Dorothy Irene Height (March 24, 1912 – April 20, 2010) an American administrator and educator, was a civil rights and women’s rights activist specifically focused on the issues of African-American women, including unemployment, illiteracy, and voter awareness. She was the president of the National Council of Negro Women for forty years and was awarded the Presidential Medal of Freedom in 1994 and the Congressional Gold Medal in 2004.
Height started working as a caseworker with the New York City Welfare Department, and at the age of 25, she began a career as a civil rights activist, joining the National Council of Negro Women. She fought for equal rights for both African Americans and women. In 1944 she joined the national staff of the YWCA. She was also an active member of Delta Sigma Theta Sorority throughout her life, developing leadership training programs and ecumenical education programs. She served as national president of the sorority from 1946 to 1957.

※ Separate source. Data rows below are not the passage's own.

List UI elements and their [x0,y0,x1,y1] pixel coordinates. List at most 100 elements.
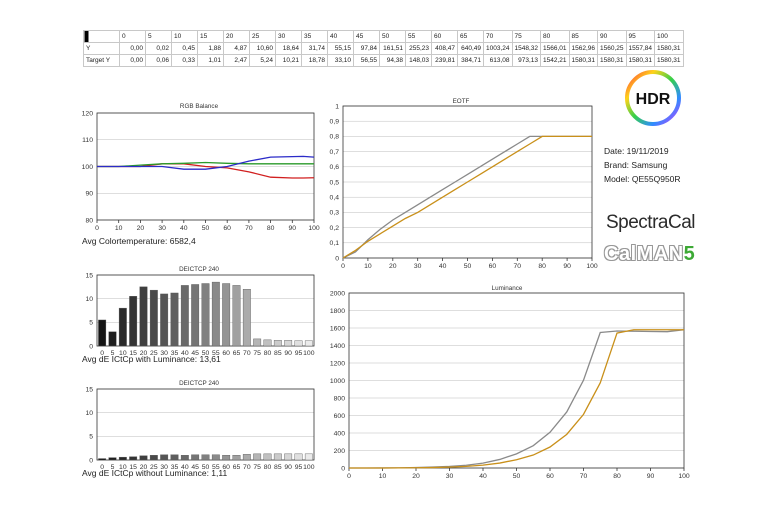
x-tick-label: 85 [274,464,282,471]
bar [222,455,231,461]
y-tick-label: 600 [334,413,346,420]
y-tick-label: 0 [335,255,339,262]
x-tick-label: 70 [243,464,251,471]
calman-logo: CalMAN5 [604,243,695,266]
x-tick-label: 85 [274,350,282,357]
table-cell: 97,84 [353,42,380,55]
y-tick-label: 15 [85,272,93,279]
table-header-cell: 95 [625,30,655,43]
bar [191,454,200,461]
bar [273,453,282,461]
x-tick-label: 80 [267,225,275,232]
x-tick-label: 10 [364,263,372,270]
table-cell: 1580,31 [568,54,598,67]
bar [129,456,138,461]
x-tick-label: 20 [412,473,420,480]
bar [191,284,200,347]
x-tick-label: 80 [264,464,272,471]
x-tick-label: 100 [678,473,690,480]
x-tick-label: 30 [446,473,454,480]
bar [180,285,189,347]
x-tick-label: 0 [100,350,104,357]
y-tick-label: 110 [82,137,93,144]
x-tick-label: 100 [303,464,315,471]
bar [222,283,231,347]
x-tick-label: 30 [160,464,168,471]
y-tick-label: 100 [82,164,94,171]
table-cell: 0,00 [119,42,146,55]
table-cell: 4,87 [223,42,250,55]
table-cell: 18,78 [301,54,328,67]
bar [98,458,107,461]
table-header-cell: 0 [119,30,146,43]
table-cell: 1548,32 [511,42,541,55]
table-cell: 148,03 [405,54,432,67]
ictcp-without-caption: Avg dE ICtCp without Luminance: 1,11 [82,468,228,478]
x-tick-label: 30 [158,225,166,232]
x-tick-label: 45 [191,464,199,471]
table-cell: 1542,21 [540,54,570,67]
table-header-row: 0 5 10 15 20 25 30 35 40 45 50 55 60 65 70 75 80 85 90 95 10… [83,30,684,43]
x-tick-label: 40 [180,225,188,232]
table-cell: 0,45 [171,42,198,55]
x-tick-label: 30 [414,263,422,270]
x-tick-label: 50 [464,263,472,270]
x-tick-label: 65 [233,464,241,471]
x-tick-label: 20 [137,225,145,232]
bar [294,340,303,347]
table-cell: 973,13 [511,54,541,67]
measurement-table: 0 5 10 15 20 25 30 35 40 45 50 55 60 65 70 75 80 85 90 95 10… [83,30,684,67]
bar [294,453,303,461]
table-row: Target Y 0,00 0,06 0,33 1,01 2,47 5,24 10,21 18… [83,54,684,67]
x-tick-label: 90 [647,473,655,480]
x-tick-label: 40 [439,263,447,270]
table-header-cell: 70 [483,30,513,43]
table-header-cell: 100 [654,30,684,43]
table-header-cell: 25 [249,30,276,43]
table-header-cell: 5 [145,30,172,43]
table-cell: 1557,84 [625,42,655,55]
table-row: Y 0,00 0,02 0,45 1,88 4,87 10,60 18,64 31,74 55,… [83,42,684,55]
table-cell: 0,00 [119,54,146,67]
table-cell: 384,71 [457,54,484,67]
y-tick-label: 0 [89,457,93,464]
x-tick-label: 90 [289,225,297,232]
hdr-logo-text: HDR [636,91,671,108]
series-line-1 [348,329,684,469]
bar [149,289,158,347]
y-tick-label: 5 [89,320,93,327]
x-tick-label: 70 [580,473,588,480]
x-tick-label: 100 [308,225,320,232]
x-tick-label: 100 [303,350,315,357]
table-cell: 1,88 [197,42,224,55]
table-cell: 1580,31 [654,42,684,55]
table-header-cell: 50 [379,30,406,43]
bar [180,455,189,461]
x-tick-label: 40 [181,464,189,471]
y-tick-label: 1400 [330,343,345,350]
x-tick-label: 90 [284,350,292,357]
y-tick-label: 120 [82,110,94,117]
table-cell: 1,01 [197,54,224,67]
y-tick-label: 0,6 [330,164,340,171]
x-tick-label: 25 [150,350,158,357]
y-tick-label: 800 [334,395,346,402]
row-label: Target Y [83,54,120,67]
x-tick-label: 50 [202,464,210,471]
x-tick-label: 35 [171,464,179,471]
chart-title: DEICTCP 240 [179,266,219,273]
spectracal-logo: SpectraCal [606,212,696,234]
x-tick-label: 70 [514,263,522,270]
x-tick-label: 90 [563,263,571,270]
bar [98,319,107,347]
chart-title: Luminance [492,285,523,292]
x-tick-label: 75 [253,350,261,357]
table-cell: 1560,25 [597,42,627,55]
table-cell: 161,51 [379,42,406,55]
bar [139,455,148,461]
bar [211,281,220,347]
x-tick-label: 60 [546,473,554,480]
x-tick-label: 15 [129,464,137,471]
x-tick-label: 20 [140,464,148,471]
bar [304,340,313,347]
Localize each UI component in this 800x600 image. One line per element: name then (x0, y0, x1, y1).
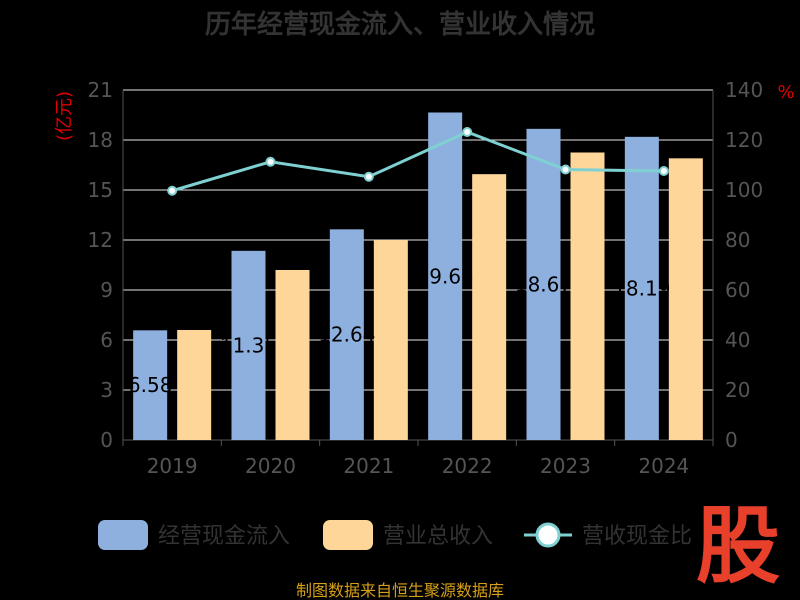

In 1957, Height was named president of the National Council of Negro Women, a position she held until 1997. During the height of the civil rights movement of the 1960s, she organized “Wednesdays in Mississippi,” which brought together black and white women from the North and South to create a dialogue of understanding. Height was also a founding member of the Council for United Civil Rights Leadership. In his autobiography, civil rights leaderJames Farmer described Height as one of the “Big Six” of the civil rights movement, but noted that her role was frequently ignored by the press due to sexism.
American leaders regularly took her counsel, including First Lady Eleanor Roosevelt. President Dwight D. Eisenhower to desegregate schools and President Lyndon B. Johnson to appoint African-American women to positions in government. In the mid-1960s, she wrote a column called “A Woman’s Word” for the weekly African-American newspaper the New York Amsterdam News, and her first column appeared in the issue of March 20, 1965, on page 8.
Height served on a number of committees, including as a consultant on African affairs to the Secretary of State, the President’s Committee on the Employment of the Handicapped, and the President’s Committee on the Status of Women. In 1974, she was named to the National Commission for the Protection of Human Subjects of Bio Medical and Behavioral Research, which published the Belmont Report a response to the infamous “Tuskegee Syphilis Study” and an international ethical touchstone for researchers to this day.